During my teenage years I babysat for several families. One family had a seven-year-old boy and a three-year-old girl, and I watched them four days a week, nine hours a day.
On the summer days when we played in their backyard, it was just a matter of time until it happened. Slowly, steadily, neighboring children wandered out of their houses to join us. Within a half hour, I'd find myself watching not only my two babysitting charges, but also the rest of the neighborhood kids -- enough to field a legitimate soccer team or stage a rousing game of tag.
Mothers in that Pittsburgh neighborhood must have loved that I was the neighbor's babysitter. Just like a pitbull smells fear and my husband can sniff out a golf course from miles away, these mothers sensed my teenage energy and capitalized on it -- sending Joey, Tommy, Brian, Billy, Bobby, and who-knows-else out their backdoors to play.
I had more energy as a babysitter then than I do as a mother now.
The reason is simple: As a babysitter, I could leave at the end of each day. There was a finish line in sight. (Being 16 didn't hurt, either.)
I thought of this the other day when Reese asked me to play outside as her sisters napped. he wanted nothing more than to rope me into a game she had concocted called Pizza and Joe.
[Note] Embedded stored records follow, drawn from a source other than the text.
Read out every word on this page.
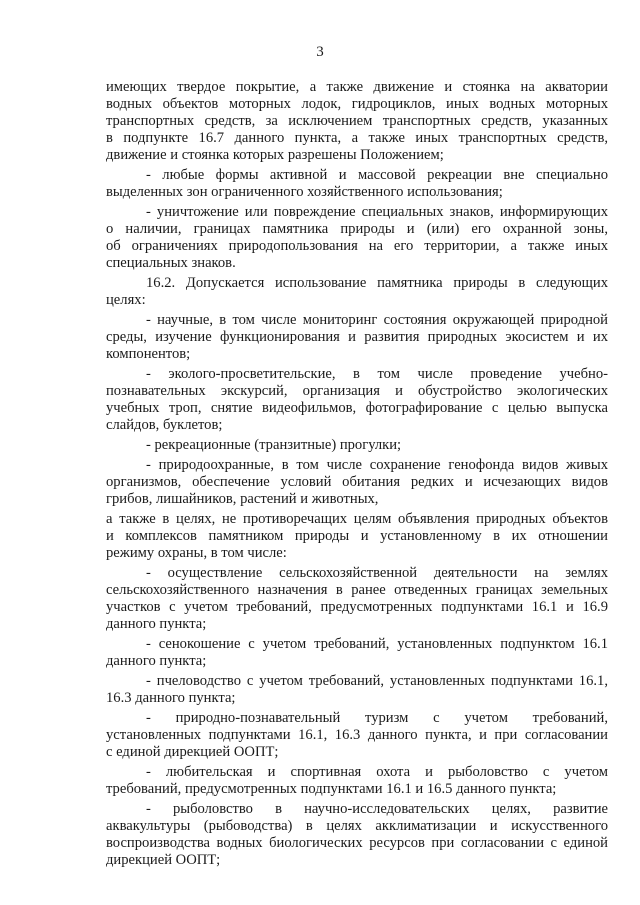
3
имеющих твердое покрытие, а также движение и стоянка на акватории
водных объектов моторных лодок, гидроциклов, иных водных моторных
транспортных средств, за исключением транспортных средств, указанных
в подпункте 16.7 данного пункта, а также иных транспортных средств,
движение и стоянка которых разрешены Положением;
- любые формы активной и массовой рекреации вне специально
выделенных зон ограниченного хозяйственного использования;
- уничтожение или повреждение специальных знаков, информирующих
о наличии, границах памятника природы и (или) его охранной зоны,
об ограничениях природопользования на его территории, а также иных
специальных знаков.
16.2. Допускается использование памятника природы в следующих
целях:
- научные, в том числе мониторинг состояния окружающей природной
среды, изучение функционирования и развития природных экосистем и их
компонентов;
- эколого-просветительские, в том числе проведение учебно-
познавательных экскурсий, организация и обустройство экологических
учебных троп, снятие видеофильмов, фотографирование с целью выпуска
слайдов, буклетов;
- рекреационные (транзитные) прогулки;
- природоохранные, в том числе сохранение генофонда видов живых
организмов, обеспечение условий обитания редких и исчезающих видов
грибов, лишайников, растений и животных,
а также в целях, не противоречащих целям объявления природных объектов
и комплексов памятником природы и установленному в их отношении
режиму охраны, в том числе:
- осуществление сельскохозяйственной деятельности на землях
сельскохозяйственного назначения в ранее отведенных границах земельных
участков с учетом требований, предусмотренных подпунктами 16.1 и 16.9
данного пункта;
- сенокошение с учетом требований, установленных подпунктом 16.1
данного пункта;
- пчеловодство с учетом требований, установленных подпунктами 16.1,
16.3 данного пункта;
- природно-познавательный туризм с учетом требований,
установленных подпунктами 16.1, 16.3 данного пункта, и при согласовании
с единой дирекцией ООПТ;
- любительская и спортивная охота и рыболовство с учетом
требований, предусмотренных подпунктами 16.1 и 16.5 данного пункта;
- рыболовство в научно-исследовательских целях, развитие
аквакультуры (рыбоводства) в целях акклиматизации и искусственного
воспроизводства водных биологических ресурсов при согласовании с единой
дирекцией ООПТ;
I wanted nothing more than to have a personal time-out (just a half hour of silence), preferably in air condition.
But there was something in her request that drew me outside as the afternoon sun pounded our backyard, scorched our grass, and caused beads of sweat to run down the nape of my neck. eese seemed not to notice the heat. She was immersed in the world of Pizza and Joe.
We played hard for nearly two hours.
I must confess that I still don't grasp the rules. Rules in any game created by children are fluid, subject to change at any point without warning. She was Pizza; I was Joe. (Or was it the other way around?) She held a beach ball and I wielded a jump rope. She stood still while I had to run. She determined that base was the swing set, that is, until I arrived there -- safe! -- and the base had shifted to the fence post.
It made no sense. No sense at all.
We took three water breaks where we sat in the playset and pretended to catch fish with the jump rope. We cooked the fish. The backyard morphed into an ocean and, argghhh, we were pirates... two pirates named Pizza and Joe.
I acted like a babysitter that day, exerting more energy in pure, unadulterated play than I have in quite some time. By the time we finished we both were sweaty and grimy. My hair frizzed; her cheeks flushed. She had a brush burned knee; my legs itched from rolling in the grass. It felt really good.
Sure, I'm older and slower than I was at 16, but it probably wouldn't hurt to adopt the babysitter mentality a little more often. When we went inside, Reese gave me a sticky, tight hug, making me realize that the payoff is much better as a mother than it ever had been as a babysitter.